We were hosted on the Island by the Constable of St Helier – a lovely evening in beautiful surroundings, We also visited the Jersey Parliament, where Bailiff presides.
It was a pleasure to spend an evening with the two Rotary clubs on Jersey and to re-present to Tony Allchurch the Regional Service Award for a Polio Free World.
While we were there we managed to get a couple of days rest and relaxation – the bays and the beaches are beautiful!
A quick turn round and we were in Bournemouth for Rotary in London Conference, led by Mike Wren – and Bournemouth put on its best sunny face for the whole weekend.
Among the highlights was an excellent presentation from Dr Bell, a former Rotary Peace Scholar, the entertaining master of comic timing Lydia Slack, and the District Rotaract Representative, Chike Eduputa.
It was good to spend time with the Rotaractors on Saturday afternoon and share some of the vision we have to grow Rotaract in theses islands; and it’s the Rotaractors who will be the inspiration to help Rotary clubs reach out to the young professionals in their community and get them involved with the family of Rotary.
24th October saw us mark World Polio Day around the world. I spent the day planting bulbs at Stoke Mandeville Stadium – and what a great afternoon was had by the 50 folk who turned out in the autumn sunshine to plat 20,000 crocus corms!

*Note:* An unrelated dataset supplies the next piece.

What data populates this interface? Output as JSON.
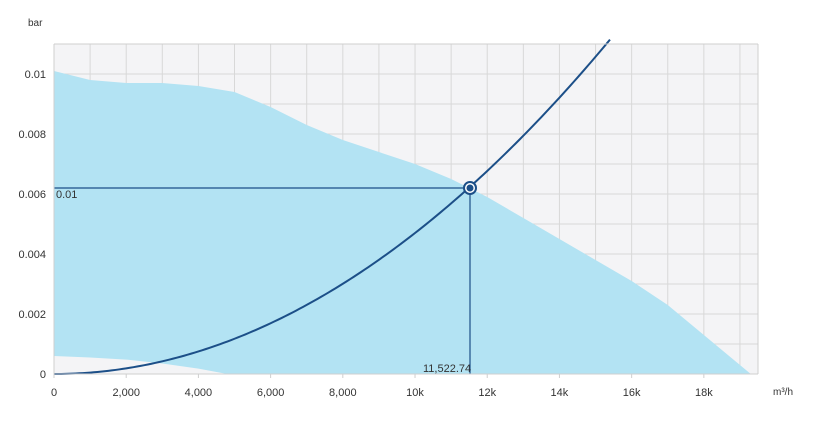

Thanks to all the Rotary members and friends, the volunteers from Horatio’s Garden and the Boys Brigade. And a big thank you to the ground staff at Stoke Mandeville and the WheelPower team.
The afternoon closed with tea and purple-topped cakes and an inspirational speech by Rotarian Colin Powell, a polio survivor who reminded us why we must keep going until polio is gone for good!
The last weekend in October is the Bradford Peace Seminar – a date that is in the diary year on year. This year’s seminar, entitled ‘Waging Peace’, was as excellent as ever as we heard of what the Peace Fellows cohort had been learning about and how their studies and Applied Field Experience will influence their future careers as promotors of peace.
The last event of the month was at the House of Commons when Cheryle Berry and her team from Bolsover launched a new First Aid online course, run in partnership with the Virtual College. It is free, and the aim is to have a ‘life saver’ in every street.